之前她跟肖文琦酿了点酒,没想到胡女士也挺喜欢喝的,偶尔去袁家吃饭的时候,都会喝两盅。
第二天应昭去了离她原来住的地儿不算很远的一家疗养院,疗养院条件还是挺好的,最开始的时候她继父并不是在这儿,而是邻市的一家费用相对低一点的疗养院。
但那个第二实在太偏了,开车或者坐车都不太方便,赚的钱多了之后她就把对方转到了现在这个地儿。
病房里的男人看着就像油尽灯枯的样子,他这样闭着眼已经十五六年了,乔含音都成了大姑娘了,他却一直不肯睁开眼看一看。
这个地方很安静,确实很适合休养。
站在窗边看,能看到被雪覆盖的远山,天儿太冷,京郊覆雪,年年都这样,景色一成不变,人也是。
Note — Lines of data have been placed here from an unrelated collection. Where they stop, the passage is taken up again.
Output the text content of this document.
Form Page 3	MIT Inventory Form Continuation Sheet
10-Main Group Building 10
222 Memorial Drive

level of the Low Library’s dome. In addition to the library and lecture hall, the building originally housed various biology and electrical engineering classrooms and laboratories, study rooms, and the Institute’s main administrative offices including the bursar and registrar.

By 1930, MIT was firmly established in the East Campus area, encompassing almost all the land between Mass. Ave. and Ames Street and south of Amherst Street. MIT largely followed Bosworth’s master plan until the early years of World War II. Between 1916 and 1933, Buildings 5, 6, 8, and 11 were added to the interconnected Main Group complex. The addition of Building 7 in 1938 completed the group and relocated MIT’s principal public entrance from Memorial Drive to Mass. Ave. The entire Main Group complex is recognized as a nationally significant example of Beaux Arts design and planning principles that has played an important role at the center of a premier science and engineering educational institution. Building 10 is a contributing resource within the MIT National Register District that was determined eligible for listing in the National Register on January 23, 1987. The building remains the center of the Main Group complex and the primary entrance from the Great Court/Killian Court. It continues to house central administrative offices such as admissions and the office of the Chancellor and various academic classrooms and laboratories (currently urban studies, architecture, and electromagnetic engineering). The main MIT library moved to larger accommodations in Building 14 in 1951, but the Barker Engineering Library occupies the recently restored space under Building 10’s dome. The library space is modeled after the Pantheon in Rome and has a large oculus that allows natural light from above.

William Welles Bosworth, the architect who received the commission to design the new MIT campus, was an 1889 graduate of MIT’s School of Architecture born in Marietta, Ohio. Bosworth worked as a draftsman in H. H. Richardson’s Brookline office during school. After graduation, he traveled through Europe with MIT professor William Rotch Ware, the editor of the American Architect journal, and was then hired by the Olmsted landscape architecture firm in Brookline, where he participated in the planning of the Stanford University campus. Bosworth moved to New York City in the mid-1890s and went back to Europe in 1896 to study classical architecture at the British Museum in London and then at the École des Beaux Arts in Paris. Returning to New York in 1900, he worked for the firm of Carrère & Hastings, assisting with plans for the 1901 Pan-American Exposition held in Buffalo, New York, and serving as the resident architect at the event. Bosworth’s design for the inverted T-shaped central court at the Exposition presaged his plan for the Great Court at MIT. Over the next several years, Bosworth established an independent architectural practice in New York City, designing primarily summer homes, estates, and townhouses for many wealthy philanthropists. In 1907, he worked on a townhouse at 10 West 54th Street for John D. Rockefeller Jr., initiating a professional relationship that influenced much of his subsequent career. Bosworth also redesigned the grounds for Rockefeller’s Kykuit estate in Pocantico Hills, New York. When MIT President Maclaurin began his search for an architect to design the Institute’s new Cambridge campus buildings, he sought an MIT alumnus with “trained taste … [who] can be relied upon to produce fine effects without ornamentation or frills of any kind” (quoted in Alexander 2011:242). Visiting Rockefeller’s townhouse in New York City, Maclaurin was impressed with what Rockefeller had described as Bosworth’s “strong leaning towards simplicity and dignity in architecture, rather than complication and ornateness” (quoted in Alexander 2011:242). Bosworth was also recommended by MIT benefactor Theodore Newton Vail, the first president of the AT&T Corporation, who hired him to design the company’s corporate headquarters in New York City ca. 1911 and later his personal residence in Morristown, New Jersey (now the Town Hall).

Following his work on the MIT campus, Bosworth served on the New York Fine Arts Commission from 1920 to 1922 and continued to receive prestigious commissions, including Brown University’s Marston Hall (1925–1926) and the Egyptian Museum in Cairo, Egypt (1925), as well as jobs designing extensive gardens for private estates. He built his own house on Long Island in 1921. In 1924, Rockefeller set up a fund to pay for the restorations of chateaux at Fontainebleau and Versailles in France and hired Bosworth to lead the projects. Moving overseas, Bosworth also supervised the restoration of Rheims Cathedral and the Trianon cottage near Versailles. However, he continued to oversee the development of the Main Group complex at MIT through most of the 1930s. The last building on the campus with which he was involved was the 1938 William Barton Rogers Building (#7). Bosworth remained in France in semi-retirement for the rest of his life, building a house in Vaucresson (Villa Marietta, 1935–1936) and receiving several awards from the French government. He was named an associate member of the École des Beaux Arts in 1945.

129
应昭每半年来一次,如果有时候忙的不可开交,大概也只有挤出时间来看看了。
付了高昂的疗养费,倒是不用担心再出现医院强制要求你走人的情况。
雪白的墙,紧闭的窗。
床上躺着的男人鬓边有些白,太多年了,应昭都有些记不清他多少岁了,可能要看身份证才记得起来。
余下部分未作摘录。